Nous sommes face à un besoin criant de redéfinir la violence conjugale de manière à en dresser un portrait plus réaliste.
Le contrôle coercitif a entre autres pour effet de graduellement miner l’estime de soi de la victime, peut parfois affecter sa capacité à évaluer ses émotions et sa perception des situations (c’est ce que l’on nomme le détournement cognitif ou gaslighting), ou peut aussi conduire la victime à être en état d’hypervigilance.
Démocratiser la notion de « contrôle coercitif » pourrait ainsi conscientiser la population et l’amener à mieux identifier certains de ces comportements problématiques. Surtout, il faut de toute urgence diffuser au plus grand nombre l’idée que le contrôle coercitif, s’il est plus difficile à percevoir qu’une ecchymose, n’est pas moins dangereux.

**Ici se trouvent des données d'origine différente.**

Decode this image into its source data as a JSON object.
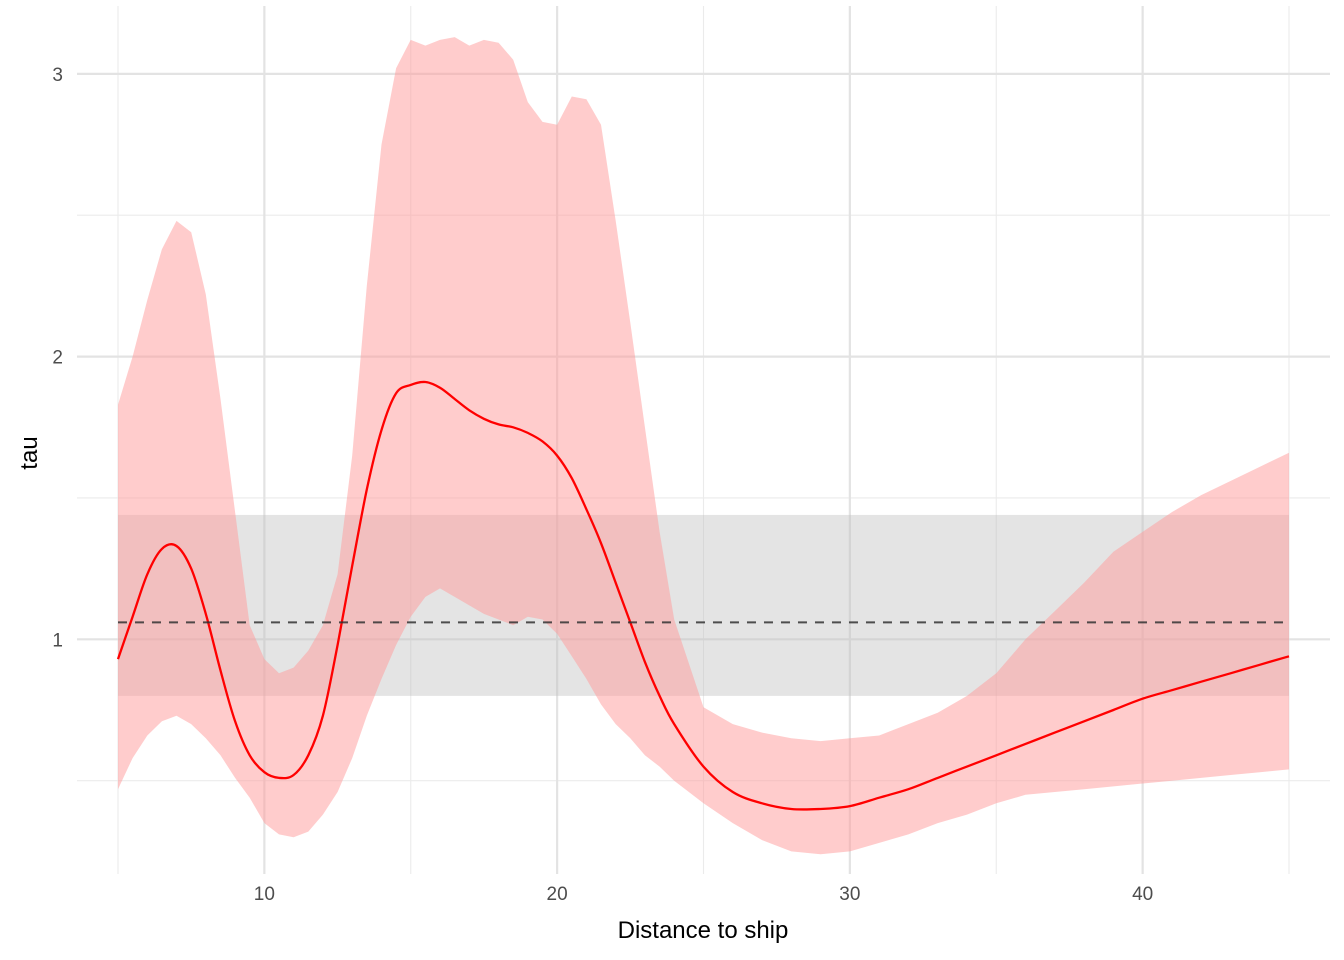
{
  "chart_data": {
    "type": "line",
    "title": "",
    "xlabel": "Distance to ship",
    "ylabel": "tau",
    "xlim": [
      3.6,
      46.4
    ],
    "ylim": [
      0.17,
      3.24
    ],
    "x_major_ticks": [
      10,
      20,
      30,
      40
    ],
    "x_minor_ticks": [
      5,
      15,
      25,
      35,
      45
    ],
    "y_major_ticks": [
      1,
      2,
      3
    ],
    "y_minor_ticks": [
      0.5,
      1.5,
      2.5
    ],
    "x_tick_labels": [
      "10",
      "20",
      "30",
      "40"
    ],
    "y_tick_labels": [
      "1",
      "2",
      "3"
    ],
    "grid": true,
    "reference": {
      "line_y": 1.06,
      "band_low": 0.8,
      "band_high": 1.44,
      "band_color": "#bfbfbf",
      "line_color": "#333333"
    },
    "series": [
      {
        "color": "#ff0000",
        "ribbon_color": "#ff9999",
        "x": [
          5,
          5.5,
          6,
          6.5,
          7,
          7.5,
          8,
          8.5,
          9,
          9.5,
          10,
          10.5,
          11,
          11.5,
          12,
          12.5,
          13,
          13.5,
          14,
          14.5,
          15,
          15.5,
          16,
          16.5,
          17,
          17.5,
          18,
          18.5,
          19,
          19.5,
          20,
          20.5,
          21,
          21.5,
          22,
          22.5,
          23,
          23.5,
          24,
          25,
          26,
          27,
          28,
          29,
          30,
          31,
          32,
          33,
          34,
          35,
          36,
          37,
          38,
          39,
          40,
          41,
          42,
          43,
          44,
          45
        ],
        "y": [
          0.93,
          1.08,
          1.23,
          1.32,
          1.33,
          1.25,
          1.09,
          0.89,
          0.71,
          0.59,
          0.53,
          0.51,
          0.52,
          0.59,
          0.73,
          0.98,
          1.26,
          1.53,
          1.74,
          1.87,
          1.9,
          1.91,
          1.89,
          1.85,
          1.81,
          1.78,
          1.76,
          1.75,
          1.73,
          1.7,
          1.65,
          1.57,
          1.46,
          1.34,
          1.2,
          1.06,
          0.92,
          0.8,
          0.7,
          0.55,
          0.46,
          0.42,
          0.4,
          0.4,
          0.41,
          0.44,
          0.47,
          0.51,
          0.55,
          0.59,
          0.63,
          0.67,
          0.71,
          0.75,
          0.79,
          0.82,
          0.85,
          0.88,
          0.91,
          0.94
        ],
        "lower": [
          0.47,
          0.58,
          0.66,
          0.71,
          0.73,
          0.7,
          0.65,
          0.59,
          0.51,
          0.44,
          0.35,
          0.31,
          0.3,
          0.32,
          0.38,
          0.46,
          0.58,
          0.73,
          0.86,
          0.98,
          1.08,
          1.15,
          1.18,
          1.15,
          1.12,
          1.09,
          1.07,
          1.05,
          1.08,
          1.07,
          1.02,
          0.94,
          0.86,
          0.77,
          0.7,
          0.65,
          0.59,
          0.55,
          0.5,
          0.42,
          0.35,
          0.29,
          0.25,
          0.24,
          0.25,
          0.28,
          0.31,
          0.35,
          0.38,
          0.42,
          0.45,
          0.46,
          0.47,
          0.48,
          0.49,
          0.5,
          0.51,
          0.52,
          0.53,
          0.54
        ],
        "upper": [
          1.83,
          2.0,
          2.2,
          2.38,
          2.48,
          2.44,
          2.22,
          1.85,
          1.45,
          1.05,
          0.93,
          0.88,
          0.9,
          0.96,
          1.05,
          1.23,
          1.65,
          2.25,
          2.75,
          3.02,
          3.12,
          3.1,
          3.12,
          3.13,
          3.1,
          3.12,
          3.11,
          3.05,
          2.9,
          2.83,
          2.82,
          2.92,
          2.91,
          2.82,
          2.48,
          2.12,
          1.75,
          1.38,
          1.07,
          0.76,
          0.7,
          0.67,
          0.65,
          0.64,
          0.65,
          0.66,
          0.7,
          0.74,
          0.8,
          0.88,
          1.0,
          1.1,
          1.2,
          1.31,
          1.38,
          1.45,
          1.51,
          1.56,
          1.61,
          1.66
        ]
      }
    ]
  }
}
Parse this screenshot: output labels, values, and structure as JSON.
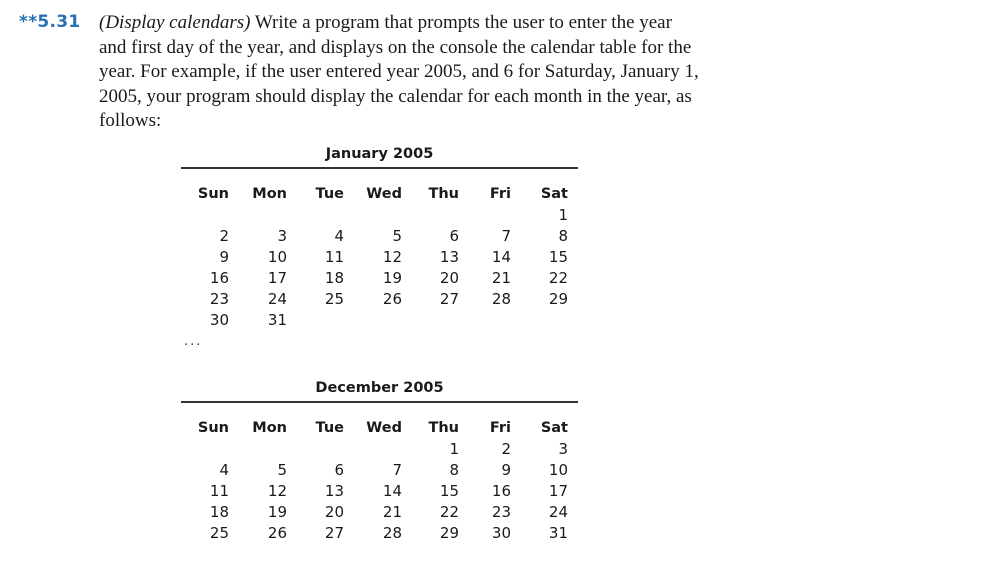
{
  "exercise": {
    "number": "**5.31",
    "title": "(Display calendars)",
    "lines": [
      " Write a program that prompts the user to enter the year",
      "and first day of the year, and displays on the console the calendar table for the",
      "year. For example, if the user entered year 2005, and 6 for Saturday, January 1,",
      "2005, your program should display the calendar for each month in the year, as",
      "follows:"
    ]
  },
  "calendars": [
    {
      "title": "January 2005",
      "days": [
        "Sun",
        "Mon",
        "Tue",
        "Wed",
        "Thu",
        "Fri",
        "Sat"
      ],
      "weeks": [
        [
          "",
          "",
          "",
          "",
          "",
          "",
          "1"
        ],
        [
          "2",
          "3",
          "4",
          "5",
          "6",
          "7",
          "8"
        ],
        [
          "9",
          "10",
          "11",
          "12",
          "13",
          "14",
          "15"
        ],
        [
          "16",
          "17",
          "18",
          "19",
          "20",
          "21",
          "22"
        ],
        [
          "23",
          "24",
          "25",
          "26",
          "27",
          "28",
          "29"
        ],
        [
          "30",
          "31",
          "",
          "",
          "",
          "",
          ""
        ]
      ]
    },
    {
      "title": "December 2005",
      "days": [
        "Sun",
        "Mon",
        "Tue",
        "Wed",
        "Thu",
        "Fri",
        "Sat"
      ],
      "weeks": [
        [
          "",
          "",
          "",
          "",
          "1",
          "2",
          "3"
        ],
        [
          "4",
          "5",
          "6",
          "7",
          "8",
          "9",
          "10"
        ],
        [
          "11",
          "12",
          "13",
          "14",
          "15",
          "16",
          "17"
        ],
        [
          "18",
          "19",
          "20",
          "21",
          "22",
          "23",
          "24"
        ],
        [
          "25",
          "26",
          "27",
          "28",
          "29",
          "30",
          "31"
        ]
      ]
    }
  ],
  "ellipsis": "..."
}
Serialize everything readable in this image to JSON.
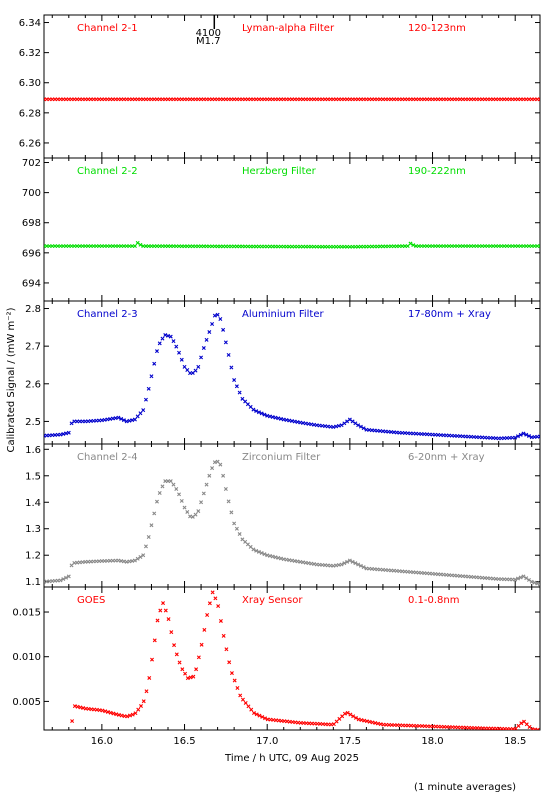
{
  "chart_data": {
    "type": "scatter",
    "xlabel": "Time / h UTC, 09 Aug 2025",
    "ylabel": "Calibrated Signal / (mW m⁻²)",
    "xlim": [
      15.65,
      18.65
    ],
    "xticks": [
      "16.0",
      "16.5",
      "17.0",
      "17.5",
      "18.0",
      "18.5"
    ],
    "footnote": "(1 minute averages)",
    "marker": {
      "label_top": "4100",
      "label_bottom": "M1.7",
      "x": 16.68
    },
    "panels": [
      {
        "name": "Channel 2-1",
        "filter": "Lyman-alpha Filter",
        "band": "120-123nm",
        "color": "#ff0000",
        "ylim": [
          6.25,
          6.345
        ],
        "yticks": [
          "6.26",
          "6.28",
          "6.30",
          "6.32",
          "6.34"
        ],
        "points": [
          [
            15.65,
            6.289
          ],
          [
            18.65,
            6.289
          ]
        ],
        "kind": "flat"
      },
      {
        "name": "Channel 2-2",
        "filter": "Herzberg Filter",
        "band": "190-222nm",
        "color": "#00dd00",
        "ylim": [
          692.8,
          702.3
        ],
        "yticks": [
          "694",
          "696",
          "698",
          "700",
          "702"
        ],
        "points": [
          [
            15.65,
            696.45
          ],
          [
            16.2,
            696.45
          ],
          [
            16.22,
            696.7
          ],
          [
            16.24,
            696.45
          ],
          [
            17.5,
            696.4
          ],
          [
            17.85,
            696.45
          ],
          [
            17.87,
            696.65
          ],
          [
            17.89,
            696.45
          ],
          [
            18.65,
            696.45
          ]
        ],
        "kind": "flat"
      },
      {
        "name": "Channel 2-3",
        "filter": "Aluminium Filter",
        "band": "17-80nm + Xray",
        "color": "#0000cc",
        "ylim": [
          2.44,
          2.82
        ],
        "yticks": [
          "2.5",
          "2.6",
          "2.7",
          "2.8"
        ],
        "points": [
          [
            15.65,
            2.462
          ],
          [
            15.75,
            2.465
          ],
          [
            15.8,
            2.47
          ],
          [
            15.82,
            2.5
          ],
          [
            15.9,
            2.5
          ],
          [
            16.0,
            2.503
          ],
          [
            16.1,
            2.51
          ],
          [
            16.15,
            2.5
          ],
          [
            16.2,
            2.505
          ],
          [
            16.25,
            2.53
          ],
          [
            16.28,
            2.58
          ],
          [
            16.31,
            2.64
          ],
          [
            16.34,
            2.7
          ],
          [
            16.38,
            2.73
          ],
          [
            16.42,
            2.725
          ],
          [
            16.46,
            2.69
          ],
          [
            16.5,
            2.645
          ],
          [
            16.54,
            2.625
          ],
          [
            16.58,
            2.64
          ],
          [
            16.62,
            2.7
          ],
          [
            16.66,
            2.75
          ],
          [
            16.69,
            2.79
          ],
          [
            16.72,
            2.77
          ],
          [
            16.76,
            2.69
          ],
          [
            16.8,
            2.61
          ],
          [
            16.85,
            2.56
          ],
          [
            16.92,
            2.53
          ],
          [
            17.0,
            2.515
          ],
          [
            17.1,
            2.505
          ],
          [
            17.2,
            2.497
          ],
          [
            17.3,
            2.49
          ],
          [
            17.4,
            2.485
          ],
          [
            17.45,
            2.49
          ],
          [
            17.5,
            2.505
          ],
          [
            17.55,
            2.49
          ],
          [
            17.6,
            2.478
          ],
          [
            17.8,
            2.47
          ],
          [
            18.0,
            2.465
          ],
          [
            18.2,
            2.46
          ],
          [
            18.4,
            2.455
          ],
          [
            18.5,
            2.457
          ],
          [
            18.55,
            2.468
          ],
          [
            18.6,
            2.458
          ],
          [
            18.65,
            2.46
          ]
        ],
        "kind": "series"
      },
      {
        "name": "Channel 2-4",
        "filter": "Zirconium Filter",
        "band": "6-20nm + Xray",
        "color": "#888888",
        "ylim": [
          1.08,
          1.62
        ],
        "yticks": [
          "1.1",
          "1.2",
          "1.3",
          "1.4",
          "1.5",
          "1.6"
        ],
        "points": [
          [
            15.65,
            1.1
          ],
          [
            15.75,
            1.105
          ],
          [
            15.8,
            1.12
          ],
          [
            15.82,
            1.17
          ],
          [
            15.9,
            1.175
          ],
          [
            16.0,
            1.178
          ],
          [
            16.1,
            1.18
          ],
          [
            16.15,
            1.175
          ],
          [
            16.2,
            1.18
          ],
          [
            16.25,
            1.2
          ],
          [
            16.28,
            1.26
          ],
          [
            16.31,
            1.34
          ],
          [
            16.34,
            1.42
          ],
          [
            16.38,
            1.48
          ],
          [
            16.42,
            1.48
          ],
          [
            16.46,
            1.44
          ],
          [
            16.5,
            1.38
          ],
          [
            16.54,
            1.34
          ],
          [
            16.58,
            1.36
          ],
          [
            16.62,
            1.44
          ],
          [
            16.66,
            1.52
          ],
          [
            16.69,
            1.56
          ],
          [
            16.72,
            1.54
          ],
          [
            16.76,
            1.42
          ],
          [
            16.8,
            1.32
          ],
          [
            16.85,
            1.26
          ],
          [
            16.92,
            1.22
          ],
          [
            17.0,
            1.2
          ],
          [
            17.1,
            1.185
          ],
          [
            17.2,
            1.175
          ],
          [
            17.3,
            1.165
          ],
          [
            17.4,
            1.16
          ],
          [
            17.45,
            1.165
          ],
          [
            17.5,
            1.18
          ],
          [
            17.55,
            1.165
          ],
          [
            17.6,
            1.15
          ],
          [
            17.8,
            1.14
          ],
          [
            18.0,
            1.13
          ],
          [
            18.2,
            1.12
          ],
          [
            18.4,
            1.11
          ],
          [
            18.5,
            1.108
          ],
          [
            18.55,
            1.12
          ],
          [
            18.6,
            1.1
          ],
          [
            18.65,
            1.09
          ]
        ],
        "kind": "series"
      },
      {
        "name": "GOES",
        "filter": "Xray Sensor",
        "band": "0.1-0.8nm",
        "color": "#ff0000",
        "ylim": [
          0.0018,
          0.0178
        ],
        "yticks": [
          "0.005",
          "0.010",
          "0.015"
        ],
        "points": [
          [
            15.82,
            0.0028
          ],
          [
            15.83,
            0.0045
          ],
          [
            15.9,
            0.0042
          ],
          [
            16.0,
            0.004
          ],
          [
            16.1,
            0.0035
          ],
          [
            16.15,
            0.0033
          ],
          [
            16.2,
            0.0036
          ],
          [
            16.25,
            0.0048
          ],
          [
            16.28,
            0.0068
          ],
          [
            16.31,
            0.0105
          ],
          [
            16.34,
            0.0145
          ],
          [
            16.37,
            0.016
          ],
          [
            16.4,
            0.0145
          ],
          [
            16.44,
            0.011
          ],
          [
            16.48,
            0.0088
          ],
          [
            16.52,
            0.0076
          ],
          [
            16.56,
            0.0078
          ],
          [
            16.6,
            0.011
          ],
          [
            16.64,
            0.015
          ],
          [
            16.67,
            0.0172
          ],
          [
            16.7,
            0.016
          ],
          [
            16.74,
            0.012
          ],
          [
            16.78,
            0.0085
          ],
          [
            16.84,
            0.0055
          ],
          [
            16.92,
            0.0037
          ],
          [
            17.0,
            0.003
          ],
          [
            17.2,
            0.0026
          ],
          [
            17.4,
            0.0024
          ],
          [
            17.48,
            0.0038
          ],
          [
            17.55,
            0.003
          ],
          [
            17.7,
            0.0024
          ],
          [
            18.0,
            0.0022
          ],
          [
            18.3,
            0.002
          ],
          [
            18.5,
            0.0019
          ],
          [
            18.55,
            0.0028
          ],
          [
            18.6,
            0.0019
          ],
          [
            18.65,
            0.0018
          ]
        ],
        "kind": "series"
      }
    ]
  }
}
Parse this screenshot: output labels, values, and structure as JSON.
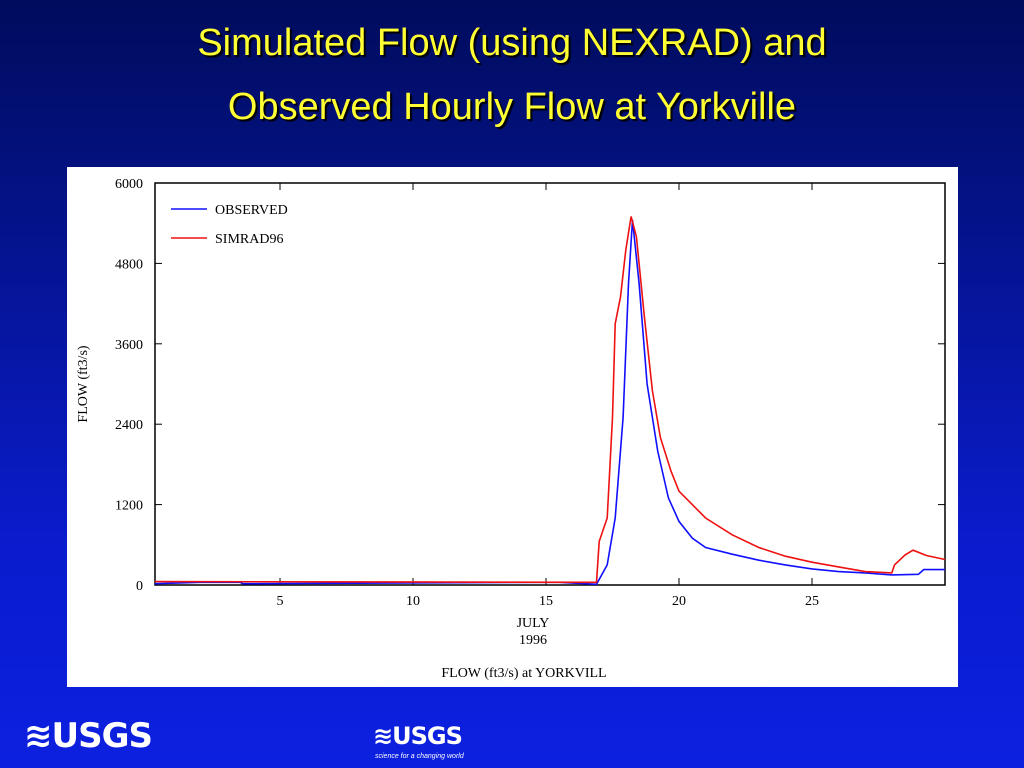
{
  "slide_title": [
    "Simulated Flow (using NEXRAD) and",
    "Observed Hourly Flow at Yorkville"
  ],
  "footer": {
    "logo_left": "USGS",
    "logo_center": "USGS",
    "tagline": "science for a changing world"
  },
  "chart_data": {
    "type": "line",
    "caption": "FLOW (ft3/s) at YORKVILL",
    "x_label": [
      "JULY",
      "1996"
    ],
    "y_label": "FLOW (ft3/s)",
    "xlim": [
      0.3,
      30
    ],
    "xticks": [
      5,
      10,
      15,
      20,
      25
    ],
    "ylim": [
      0,
      6000
    ],
    "yticks": [
      0,
      1200,
      2400,
      3600,
      4800,
      6000
    ],
    "legend": "top-left",
    "series": [
      {
        "name": "OBSERVED",
        "color": "#1010ff",
        "x": [
          0.3,
          2,
          3.5,
          3.6,
          15,
          15.5,
          16.9,
          17.3,
          17.6,
          17.9,
          18.1,
          18.25,
          18.5,
          18.8,
          19.2,
          19.6,
          20,
          20.5,
          21,
          22,
          23,
          24,
          25,
          26,
          27,
          28,
          29,
          29.2,
          30
        ],
        "values": [
          20,
          40,
          40,
          20,
          40,
          40,
          10,
          300,
          1000,
          2500,
          4500,
          5450,
          4500,
          3000,
          2000,
          1300,
          950,
          700,
          560,
          460,
          370,
          300,
          240,
          200,
          180,
          150,
          160,
          230,
          230
        ]
      },
      {
        "name": "SIMRAD96",
        "color": "#ee1111",
        "x": [
          0.3,
          16.9,
          17,
          17.3,
          17.5,
          17.6,
          17.8,
          18,
          18.2,
          18.4,
          18.7,
          19,
          19.3,
          19.7,
          20,
          21,
          22,
          23,
          24,
          25,
          26,
          27,
          28,
          28.1,
          28.5,
          28.8,
          29.3,
          30
        ],
        "values": [
          50,
          40,
          650,
          1000,
          2500,
          3900,
          4300,
          5000,
          5500,
          5200,
          4000,
          2900,
          2200,
          1700,
          1400,
          1000,
          750,
          560,
          430,
          340,
          270,
          200,
          180,
          300,
          450,
          520,
          440,
          380
        ]
      }
    ]
  }
}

On ne le dira jamais trop : dans une relation saine, même au plus fort d’une querelle, on doit se sentir en sécurité physique, émotionnelle et psychologique.
Du juridique à l’empathie
Du point de vue légal, criminaliser le contrôle coercitif ajoute un palier de violence punissable avant les voies de fait. Cela pourrait permettre aux victimes, espère-t-on, de porter plainte plus tôt dans la relation et pourrait contribuer à aider les services de police à mieux intervenir.
Je me permets d’espérer que cette nouvelle loi s’accompagnera de gestes concrets de la part des instances gouvernementales pour accroître le financement et l’appui aux ressources qui viennent en aide aux personnes victimes de violence conjugale, puisqu’on sait qu’elles manquent souvent de moyens pour accomplir leur mission. Toute personne qui tend la main devrait pouvoir recevoir de l’accompagnement.
Souhaitons aussi qu’à ce levier juridique contre le contrôle coercitif se juxtaposera un accroissement de notre empathie collective lorsqu’il s’agit de violence conjugale. De nombreux préjugés sur la violence n’ont plus leur place, comme la fausse représentation de la victime qui « se laisse marcher sur les pieds ». Comme le rappelle l’organisme SOS Violence conjugale, les victimes sont loin d’être passives et déploient souvent une multitude de stratégies pour tenter de rétablir l’équilibre des forces dans leur relation.
Si jamais vous vous questionnez au sujet du contrôle coercitif ou que vous vous inquiétez pour vous-même ou pour un·e proche, le Regroupement des maisons pour femmes victimes de violence conjugale a mis sur pied un outil détaillé qui permet de mieux comprendre de quoi il retourne.